Turning Generation Y into Generation U

My friend Ashley Withers wrote this piece on the Middle Eastern revolutions this spring and why it matters to our generation. You can follow her on Twitter (@ashleywithers) or send her feedback in the comments below!

We are Generation Y.

All of us 80s and 90s kids are part of the Millennial generation and though we have been raised in a world with greater resources, our employment opportunities are few and far between. Youth unemployment in the US has reached it’s highest level since 1948. It currently sits at 18.5 percent. But this isn’t a problem just facing our generation in America, it is happening all over the world. Youth unemployment is high in Europe, reaching 40% in Spain and just short of 20% in Britain. In Canada, our neighbor to the North, it is 15.9%, the highest level in 11 years.

Recently I’ve been  learning about the conditions in the Middle East that caused the revolutions this spring and the unrest and unemployment of the youth across the region is a major factor. In the Arab world roughly 100 million people are between the ages of 15 and 29- about 1/3 of the entire population of the region.

The youth across the Middle East have been dubbed “Generation U” by author Robin Wright and I think that this is a better name for all of us. “Generation U” stands for the Muslim young under the age of 30 who are “unfulfilled, underemployed or underutilized, and underestimated” and all I think that all of those words describe most of the 20-somethings in America. The real question now is what are we going to do about it?

Though the revolutions across the Middle East would not have happened without the decades of oppression, it is Generation U that finally instigated real changes in the region. The first generation with access to the Internet and they used it to their full advantage.
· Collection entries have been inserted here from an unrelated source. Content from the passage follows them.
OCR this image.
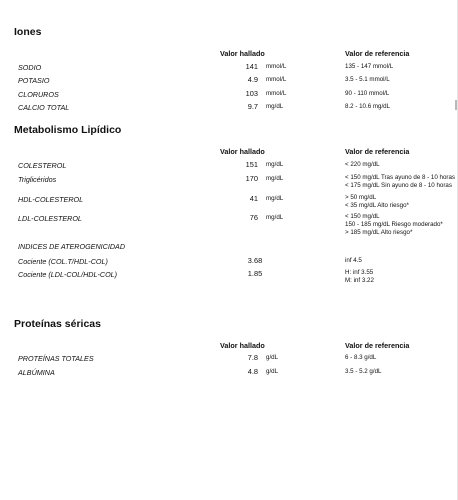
Iones
Valor hallado	Valor de referencia
SODIO	141 mmol/L	135 - 147 mmol/L
POTASIO	4.9 mmol/L	3.5 - 5.1 mmol/L
CLORUROS	103 mmol/L	90 - 110 mmol/L
CALCIO TOTAL	9.7 mg/dL	8.2 - 10.6 mg/dL
Metabolismo Lipídico
Valor hallado	Valor de referencia
COLESTEROL	151 mg/dL	< 220 mg/dL
Triglicéridos	170 mg/dL	< 150 mg/dL Tras ayuno de 8 - 10 horas
< 175 mg/dL Sin ayuno de 8 - 10 horas
HDL-COLESTEROL	41 mg/dL	> 50 mg/dL
< 35 mg/dL Alto riesgo*
LDL-COLESTEROL	76 mg/dL	< 150 mg/dL
150 - 185 mg/dL Riesgo moderado*
> 185 mg/dL Alto riesgo*
INDICES DE ATEROGENICIDAD
Cociente (COL.T/HDL-COL)	3.68	inf 4.5
Cociente (LDL-COL/HDL-COL)	1.85	H: inf 3.55
M: inf 3.22
Proteínas séricas
Valor hallado	Valor de referencia
PROTEÍNAS TOTALES	7.8 g/dL	6 - 8.3 g/dL
ALBÚMINA	4.8 g/dL	3.5 - 5.2 g/dL
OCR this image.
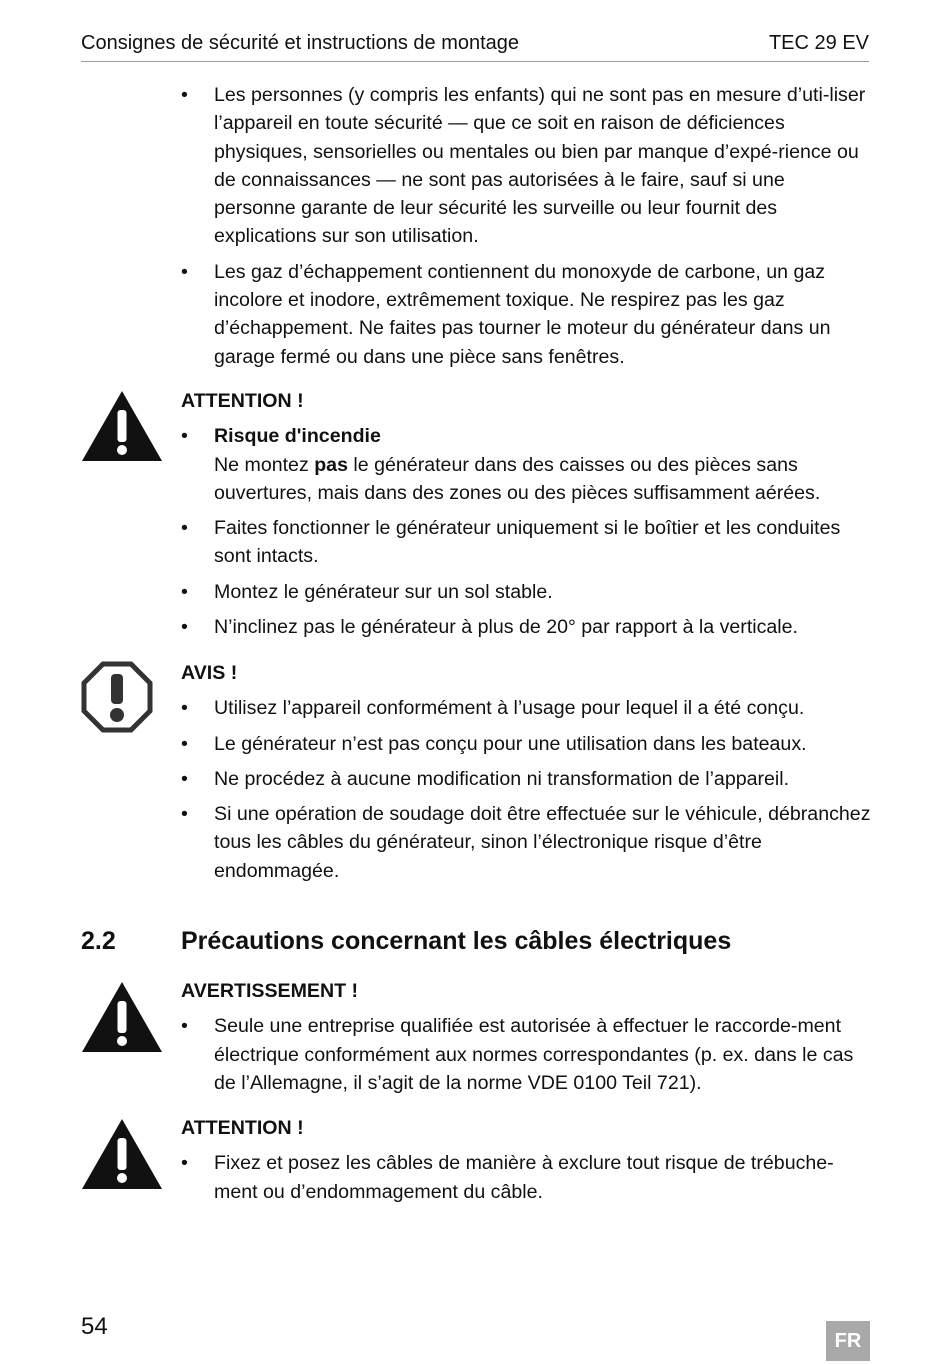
Consignes de sécurité et instructions de montage	TEC 29 EV
• Les personnes (y compris les enfants) qui ne sont pas en mesure d’uti-liser l’appareil en toute sécurité — que ce soit en raison de déficiences physiques, sensorielles ou mentales ou bien par manque d’expé-rience ou de connaissances — ne sont pas autorisées à le faire, sauf si une personne garante de leur sécurité les surveille ou leur fournit des explications sur son utilisation.
• Les gaz d’échappement contiennent du monoxyde de carbone, un gaz incolore et inodore, extrêmement toxique. Ne respirez pas les gaz d’échappement. Ne faites pas tourner le moteur du générateur dans un garage fermé ou dans une pièce sans fenêtres.

ATTENTION !

• Risque d'incendie
Ne montez pas le générateur dans des caisses ou des pièces sans ouvertures, mais dans des zones ou des pièces suffisamment aérées.
• Faites fonctionner le générateur uniquement si le boîtier et les conduites sont intacts.
• Montez le générateur sur un sol stable.
• N’inclinez pas le générateur à plus de 20° par rapport à la verticale.

AVIS !

• Utilisez l’appareil conformément à l’usage pour lequel il a été conçu.
• Le générateur n’est pas conçu pour une utilisation dans les bateaux.
• Ne procédez à aucune modification ni transformation de l’appareil.
• Si une opération de soudage doit être effectuée sur le véhicule, débranchez tous les câbles du générateur, sinon l’électronique risque d’être endommagée.
2.2	Précautions concernant les câbles électriques

AVERTISSEMENT !

• Seule une entreprise qualifiée est autorisée à effectuer le raccorde-ment électrique conformément aux normes correspondantes (p. ex. dans le cas de l’Allemagne, il s’agit de la norme VDE 0100 Teil 721).

ATTENTION !

• Fixez et posez les câbles de manière à exclure tout risque de trébuche-ment ou d’endommagement du câble.
54
FR
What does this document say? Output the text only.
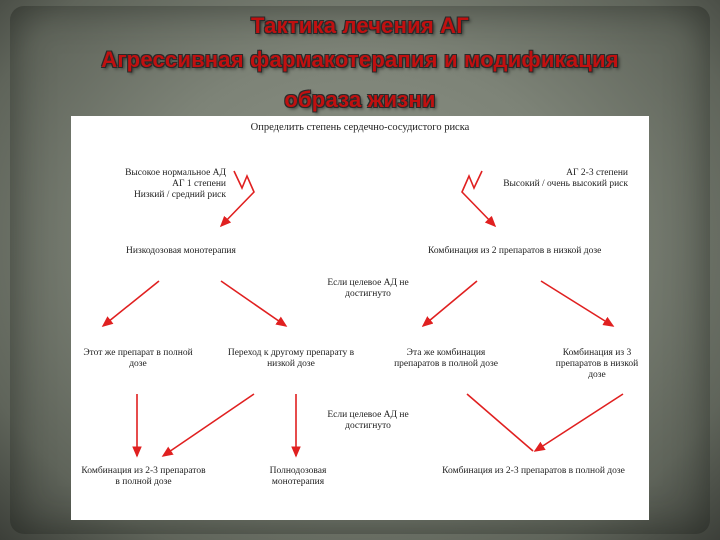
Тактика лечения АГ
Агрессивная фармакотерапия и модификация
образа жизни
Определить степень сердечно-сосудистого риска
Высокое нормальное АД
АГ 1 степени
Низкий / средний риск
АГ 2-3 степени
Высокий / очень высокий риск
Низкодозовая монотерапия	Комбинация из 2 препаратов в низкой дозе
Если целевое АД не
достигнуто
Этот же препарат в полной
дозе
Переход к другому препарату в
низкой дозе
Эта же комбинация
препаратов в полной дозе
Комбинация из 3
препаратов в низкой
дозе
Если целевое АД не
достигнуто
Комбинация из 2-3 препаратов
в полной дозе
Полнодозовая
монотерапия
Комбинация из 2-3 препаратов в полной дозе
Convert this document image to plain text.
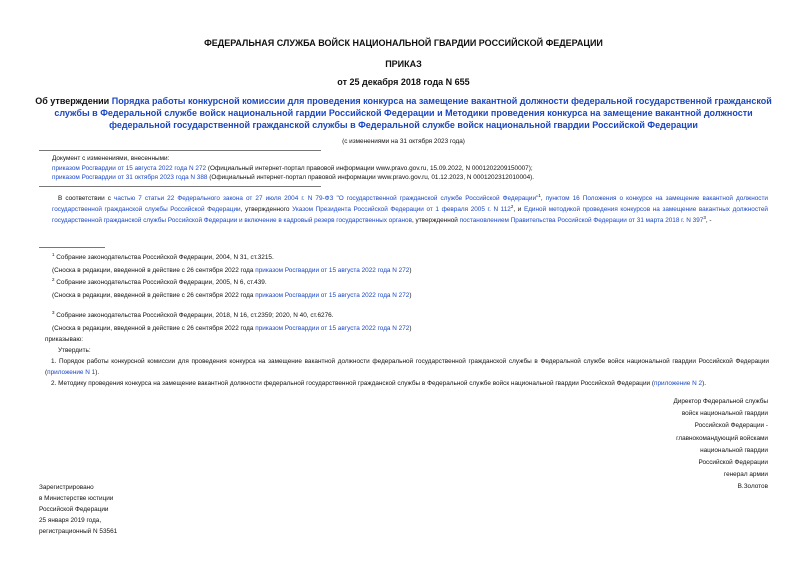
ФЕДЕРАЛЬНАЯ СЛУЖБА ВОЙСК НАЦИОНАЛЬНОЙ ГВАРДИИ РОССИЙСКОЙ ФЕДЕРАЦИИ
ПРИКАЗ
от 25 декабря 2018 года N 655
Об утверждении Порядка работы конкурсной комиссии для проведения конкурса на замещение вакантной должности федеральной государственной гражданской службы в Федеральной службе войск национальной гардии Российской Федерации и Методики проведения конкурса на замещение вакантной должности федеральной государственной гражданской службы в Федеральной службе войск национальной гвардии Российской Федерации
(с изменениями на 31 октября 2023 года)
Документ с изменениями, внесенными:
приказом Росгвардии от 15 августа 2022 года N 272 (Официальный интернет-портал правовой информации www.pravo.gov.ru, 15.09.2022, N 0001202209150007);
приказом Росгвардии от 31 октября 2023 года N 388 (Официальный интернет-портал правовой информации www.pravo.gov.ru, 01.12.2023, N 0001202312010004).
В соответствии с частью 7 статьи 22 Федерального закона от 27 июля 2004 г. N 79-ФЗ "О государственной гражданской службе Российской Федерации"$^1$, пунктом 16 Положения о конкурсе на замещение вакантной должности государственной гражданской службы Российской Федерации, утвержденного Указом Президента Российской Федерации от 1 февраля 2005 г. N $112^2$, и Единой методикой проведения конкурсов на замещение вакантных должностей государственной гражданской службы Российской Федерации и включение в кадровый резерв государственных органов, утвержденной постановлением Правительства Российской Федерации от 31 марта 2018 г. N $397^3$, -
$^1$ Собрание законодательства Российской Федерации, 2004, N 31, ст.3215.
(Сноска в редакции, введенной в действие с 26 сентября 2022 года приказом Росгвардии от 15 августа 2022 года N 272)
$^2$ Собрание законодательства Российской Федерации, 2005, N 6, ст.439.
(Сноска в редакции, введенной в действие с 26 сентября 2022 года приказом Росгвардии от 15 августа 2022 года N 272)
$^3$ Собрание законодательства Российской Федерации, 2018, N 16, ст.2359; 2020, N 40, ст.6276.
(Сноска в редакции, введенной в действие с 26 сентября 2022 года приказом Росгвардии от 15 августа 2022 года N 272)
приказываю:
Утвердить:
1. Порядок работы конкурсной комиссии для проведения конкурса на замещение вакантной должности федеральной государственной гражданской службы в Федеральной службе войск национальной гвардии Российской Федерации (приложение N 1).
2. Методику проведения конкурса на замещение вакантной должности федеральной государственной гражданской службы в Федеральной службе войск национальной гвардии Российской Федерации (приложение N 2).
Директор Федеральной службы
войск национальной гвардии
Российской Федерации -
главнокомандующий войсками
национальной гвардии
Российской Федерации
генерал армии
В.Золотов
Зарегистрировано
в Министерстве юстиции
Российской Федерации
25 января 2019 года,
регистрационный N 53561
Morrocan rapper Soultana released a song that went viral online. It loudly proclaimed her frustration for the state of her world. She sang:

“They said they’d bring a new system for our country,
But reforms are no more than hallucinations.
They said “Vote” because we have transparency and credibility,
But when they won, they closed their doors and nothing happened.”

Sound familiar?

Soultana has become one of the voices of change in the Middle East. We are still searching for our voice here.

If we can turn Generation Y into our own form of Generation U, we can make real change- a change for our situations and a change for our society and its record-setting youth unemployment.

I don’t want to be unemployed, unfulfilled or underestimated any longer. What about you?